OSLO, Jan 16 (Reuters) – A Norwegian naval officer is on trial on Monday accused of negligence that led to the 2018 collision between a warship he commanded and an oil tanker that sank the navy vessel.
Constructing a alternative for the misplaced Helge Ingstad frigate would value as much as 13 billion kroner ($1.3 billion), the armed forces estimated in a 2019 report.
The early morning collision between Ingstad and the totally loaded Sola TS crude provider close to a significant oil export terminal within the North Sea additionally triggered shutdowns of elements of Norway’s oil manufacturing. There was no leakage from the oil tank.
Members of the 137-strong Ingstad crew described waking up in the midst of the evening as water poured into their cabins and alarms went off as they tried in useless to save lots of the ship, though they suffered solely minor injury.
The defendant was then the accountable officer on the bridge to Ingstad.
“He didn’t train warning and didn’t take the precautions that secure crusing requires,” prosecutor Magne Kvamme Sylta mentioned within the indictment.
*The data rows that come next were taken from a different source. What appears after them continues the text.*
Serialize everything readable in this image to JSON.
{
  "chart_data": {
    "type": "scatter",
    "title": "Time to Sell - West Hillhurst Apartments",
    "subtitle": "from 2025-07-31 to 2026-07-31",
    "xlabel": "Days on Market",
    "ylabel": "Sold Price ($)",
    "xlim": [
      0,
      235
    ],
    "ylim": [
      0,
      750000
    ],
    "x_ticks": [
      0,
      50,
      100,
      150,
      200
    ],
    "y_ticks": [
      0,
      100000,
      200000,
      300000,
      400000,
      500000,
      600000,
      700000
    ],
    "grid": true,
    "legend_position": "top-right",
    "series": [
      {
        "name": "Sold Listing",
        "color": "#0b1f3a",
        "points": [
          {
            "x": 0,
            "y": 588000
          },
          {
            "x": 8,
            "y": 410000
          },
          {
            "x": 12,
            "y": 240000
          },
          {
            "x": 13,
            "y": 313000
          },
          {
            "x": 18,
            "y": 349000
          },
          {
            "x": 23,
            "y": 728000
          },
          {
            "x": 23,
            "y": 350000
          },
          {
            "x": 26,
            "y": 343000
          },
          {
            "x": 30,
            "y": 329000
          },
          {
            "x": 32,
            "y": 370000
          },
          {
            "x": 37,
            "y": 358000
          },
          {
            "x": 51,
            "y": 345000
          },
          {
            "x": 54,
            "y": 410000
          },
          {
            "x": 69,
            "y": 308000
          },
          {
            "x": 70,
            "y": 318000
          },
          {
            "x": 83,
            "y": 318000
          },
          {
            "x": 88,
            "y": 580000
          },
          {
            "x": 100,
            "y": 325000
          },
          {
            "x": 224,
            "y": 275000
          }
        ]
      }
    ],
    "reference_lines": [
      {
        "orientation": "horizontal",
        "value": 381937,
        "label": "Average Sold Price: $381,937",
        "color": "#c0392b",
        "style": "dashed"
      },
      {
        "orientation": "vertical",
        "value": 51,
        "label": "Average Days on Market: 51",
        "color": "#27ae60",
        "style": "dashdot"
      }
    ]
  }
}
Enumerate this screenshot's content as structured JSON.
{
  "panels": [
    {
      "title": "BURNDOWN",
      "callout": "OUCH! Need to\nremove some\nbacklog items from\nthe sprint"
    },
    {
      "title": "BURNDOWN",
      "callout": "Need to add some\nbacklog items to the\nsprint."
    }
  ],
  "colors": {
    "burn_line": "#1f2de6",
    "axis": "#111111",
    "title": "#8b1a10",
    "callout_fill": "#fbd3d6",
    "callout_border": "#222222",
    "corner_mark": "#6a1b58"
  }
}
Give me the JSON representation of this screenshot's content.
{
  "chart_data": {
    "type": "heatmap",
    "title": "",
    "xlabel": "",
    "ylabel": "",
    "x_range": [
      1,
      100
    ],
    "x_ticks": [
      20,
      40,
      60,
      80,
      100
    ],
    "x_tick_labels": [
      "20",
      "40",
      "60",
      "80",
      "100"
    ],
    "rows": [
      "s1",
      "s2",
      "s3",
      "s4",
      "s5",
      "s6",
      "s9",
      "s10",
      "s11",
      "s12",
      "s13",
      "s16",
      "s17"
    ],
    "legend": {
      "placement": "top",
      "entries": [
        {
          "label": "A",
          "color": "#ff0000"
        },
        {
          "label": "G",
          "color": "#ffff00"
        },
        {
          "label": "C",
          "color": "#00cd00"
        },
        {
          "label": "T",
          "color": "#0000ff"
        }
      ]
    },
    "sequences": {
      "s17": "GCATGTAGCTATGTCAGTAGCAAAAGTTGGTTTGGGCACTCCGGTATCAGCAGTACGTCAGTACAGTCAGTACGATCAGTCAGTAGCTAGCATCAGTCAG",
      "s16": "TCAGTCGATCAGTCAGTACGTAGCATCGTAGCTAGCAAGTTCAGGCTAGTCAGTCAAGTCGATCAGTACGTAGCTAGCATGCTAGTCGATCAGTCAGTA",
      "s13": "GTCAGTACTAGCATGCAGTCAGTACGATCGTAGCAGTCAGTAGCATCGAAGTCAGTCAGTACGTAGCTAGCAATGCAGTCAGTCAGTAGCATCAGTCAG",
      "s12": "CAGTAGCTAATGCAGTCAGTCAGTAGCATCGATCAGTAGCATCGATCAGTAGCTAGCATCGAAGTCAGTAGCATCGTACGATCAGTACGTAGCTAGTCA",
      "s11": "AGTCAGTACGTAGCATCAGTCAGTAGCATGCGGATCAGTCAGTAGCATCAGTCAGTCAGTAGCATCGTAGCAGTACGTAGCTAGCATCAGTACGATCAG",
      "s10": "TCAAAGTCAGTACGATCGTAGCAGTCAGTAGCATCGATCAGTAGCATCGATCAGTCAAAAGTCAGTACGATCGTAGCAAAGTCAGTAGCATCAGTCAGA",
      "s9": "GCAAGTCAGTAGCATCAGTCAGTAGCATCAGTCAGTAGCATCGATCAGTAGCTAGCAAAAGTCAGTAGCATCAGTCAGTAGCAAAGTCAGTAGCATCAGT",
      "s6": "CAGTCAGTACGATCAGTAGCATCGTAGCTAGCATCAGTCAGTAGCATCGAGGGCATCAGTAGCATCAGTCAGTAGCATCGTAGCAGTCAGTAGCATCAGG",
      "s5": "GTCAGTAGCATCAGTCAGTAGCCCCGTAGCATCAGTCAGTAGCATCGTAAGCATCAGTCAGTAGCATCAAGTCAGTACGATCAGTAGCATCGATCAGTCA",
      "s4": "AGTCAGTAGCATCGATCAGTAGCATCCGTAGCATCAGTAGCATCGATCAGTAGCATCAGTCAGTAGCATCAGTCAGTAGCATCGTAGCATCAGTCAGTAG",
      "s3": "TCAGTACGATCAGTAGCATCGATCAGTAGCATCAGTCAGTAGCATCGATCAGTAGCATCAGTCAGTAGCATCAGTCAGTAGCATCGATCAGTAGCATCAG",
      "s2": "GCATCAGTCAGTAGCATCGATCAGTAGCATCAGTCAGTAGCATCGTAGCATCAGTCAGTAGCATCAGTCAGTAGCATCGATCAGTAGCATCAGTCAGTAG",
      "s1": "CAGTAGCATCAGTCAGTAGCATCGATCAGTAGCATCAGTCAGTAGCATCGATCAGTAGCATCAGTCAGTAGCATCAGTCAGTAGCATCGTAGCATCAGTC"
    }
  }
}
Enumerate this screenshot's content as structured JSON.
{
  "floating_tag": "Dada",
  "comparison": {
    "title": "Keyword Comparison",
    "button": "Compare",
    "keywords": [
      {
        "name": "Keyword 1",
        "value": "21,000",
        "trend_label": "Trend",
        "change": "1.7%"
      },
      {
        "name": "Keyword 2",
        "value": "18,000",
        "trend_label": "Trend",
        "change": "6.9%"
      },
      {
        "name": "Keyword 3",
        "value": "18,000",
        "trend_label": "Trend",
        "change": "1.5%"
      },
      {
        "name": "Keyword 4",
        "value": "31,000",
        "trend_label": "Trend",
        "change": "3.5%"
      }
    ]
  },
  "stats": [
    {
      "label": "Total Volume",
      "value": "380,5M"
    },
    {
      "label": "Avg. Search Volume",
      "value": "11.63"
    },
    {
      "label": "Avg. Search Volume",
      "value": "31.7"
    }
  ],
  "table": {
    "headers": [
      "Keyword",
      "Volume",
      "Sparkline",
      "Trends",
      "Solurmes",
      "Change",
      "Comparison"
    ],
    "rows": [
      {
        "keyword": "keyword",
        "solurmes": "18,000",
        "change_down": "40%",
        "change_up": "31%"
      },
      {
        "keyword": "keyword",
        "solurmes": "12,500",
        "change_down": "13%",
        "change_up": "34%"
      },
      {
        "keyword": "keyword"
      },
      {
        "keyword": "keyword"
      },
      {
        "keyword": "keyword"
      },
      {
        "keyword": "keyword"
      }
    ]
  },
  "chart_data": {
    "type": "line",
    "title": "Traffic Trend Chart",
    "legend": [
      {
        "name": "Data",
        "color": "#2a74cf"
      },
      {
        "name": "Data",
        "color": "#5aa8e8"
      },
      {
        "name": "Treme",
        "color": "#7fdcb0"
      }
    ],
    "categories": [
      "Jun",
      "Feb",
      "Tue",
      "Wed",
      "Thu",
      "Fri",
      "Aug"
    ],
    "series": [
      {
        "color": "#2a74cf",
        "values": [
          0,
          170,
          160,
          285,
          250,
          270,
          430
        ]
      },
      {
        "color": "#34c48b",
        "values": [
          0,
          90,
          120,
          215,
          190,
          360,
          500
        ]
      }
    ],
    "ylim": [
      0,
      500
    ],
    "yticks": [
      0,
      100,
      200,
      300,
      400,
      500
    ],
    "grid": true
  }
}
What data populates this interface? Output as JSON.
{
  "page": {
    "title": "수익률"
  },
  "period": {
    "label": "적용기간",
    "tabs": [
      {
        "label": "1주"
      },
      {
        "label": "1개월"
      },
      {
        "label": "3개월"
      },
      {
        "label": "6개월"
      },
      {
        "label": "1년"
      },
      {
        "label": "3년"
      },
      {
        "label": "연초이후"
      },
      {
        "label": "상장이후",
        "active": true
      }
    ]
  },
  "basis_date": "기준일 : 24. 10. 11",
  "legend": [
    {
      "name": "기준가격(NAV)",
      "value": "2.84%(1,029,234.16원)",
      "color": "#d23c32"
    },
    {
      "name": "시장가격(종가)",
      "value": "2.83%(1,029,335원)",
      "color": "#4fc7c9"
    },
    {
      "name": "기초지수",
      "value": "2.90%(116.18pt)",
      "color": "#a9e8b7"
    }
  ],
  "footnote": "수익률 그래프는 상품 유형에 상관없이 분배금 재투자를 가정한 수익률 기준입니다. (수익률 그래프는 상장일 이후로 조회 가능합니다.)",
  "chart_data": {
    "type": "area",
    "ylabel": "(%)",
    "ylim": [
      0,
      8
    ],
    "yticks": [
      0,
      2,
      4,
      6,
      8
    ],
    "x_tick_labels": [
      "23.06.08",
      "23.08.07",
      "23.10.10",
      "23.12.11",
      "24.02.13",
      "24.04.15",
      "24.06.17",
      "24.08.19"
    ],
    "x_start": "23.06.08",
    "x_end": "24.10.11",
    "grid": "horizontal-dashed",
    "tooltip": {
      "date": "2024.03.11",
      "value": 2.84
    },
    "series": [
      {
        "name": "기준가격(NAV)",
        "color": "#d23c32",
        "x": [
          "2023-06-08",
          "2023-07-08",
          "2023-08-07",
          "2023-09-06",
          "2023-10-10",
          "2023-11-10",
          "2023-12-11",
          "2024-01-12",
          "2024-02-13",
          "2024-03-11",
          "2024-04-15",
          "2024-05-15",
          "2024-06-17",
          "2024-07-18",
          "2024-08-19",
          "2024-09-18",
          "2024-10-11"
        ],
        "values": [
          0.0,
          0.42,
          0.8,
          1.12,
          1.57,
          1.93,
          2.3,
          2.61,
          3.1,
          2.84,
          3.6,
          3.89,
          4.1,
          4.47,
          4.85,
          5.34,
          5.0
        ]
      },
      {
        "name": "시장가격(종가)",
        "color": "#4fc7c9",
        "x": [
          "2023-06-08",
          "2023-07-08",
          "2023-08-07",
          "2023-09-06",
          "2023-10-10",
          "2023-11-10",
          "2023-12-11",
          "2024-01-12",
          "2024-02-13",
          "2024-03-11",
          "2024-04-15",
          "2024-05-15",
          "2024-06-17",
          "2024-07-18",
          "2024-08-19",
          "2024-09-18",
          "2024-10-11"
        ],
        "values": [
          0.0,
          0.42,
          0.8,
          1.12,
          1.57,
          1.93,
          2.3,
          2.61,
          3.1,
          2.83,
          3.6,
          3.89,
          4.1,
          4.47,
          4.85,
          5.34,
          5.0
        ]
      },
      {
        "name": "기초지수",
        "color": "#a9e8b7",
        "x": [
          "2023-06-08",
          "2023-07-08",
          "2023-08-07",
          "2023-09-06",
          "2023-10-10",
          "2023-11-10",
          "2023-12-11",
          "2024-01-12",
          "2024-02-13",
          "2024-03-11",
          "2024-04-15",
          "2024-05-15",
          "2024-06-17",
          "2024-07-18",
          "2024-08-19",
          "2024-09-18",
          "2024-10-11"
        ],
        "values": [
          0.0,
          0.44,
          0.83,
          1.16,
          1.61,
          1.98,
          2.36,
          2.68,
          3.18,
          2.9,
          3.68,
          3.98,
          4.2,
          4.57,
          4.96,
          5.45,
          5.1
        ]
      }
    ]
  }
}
The defendant believes that he was unfairly singled out for guilt and can plead not responsible, says his lawyer, Christian Lundin, to the Norwegian information company NTB.
Recordings of communications between the 2 vessels confirmed that the slow-moving Sola repeatedly requested the quicker Ingstad to change its course or face a collision, however the request was refused by the Navy ship, which feared getting too near land.
A fee investigating the collision later mentioned that the brightly lit Sola TS could have been tough to differentiate from the close by terminal from which it had taken off, complicated the Ingstad crew.
A video footage from the tanker confirmed sparks flying as the 2 collided, tearing a gash within the aspect of the warship, which was later recycled as scrap steel. The tanker suffered solely minor injury.
The collision uncovered security gaps within the Norwegian navy, together with insufficient coaching and threat evaluation programs. The Ministry of Protection later paid a advantageous of 10 million kroner.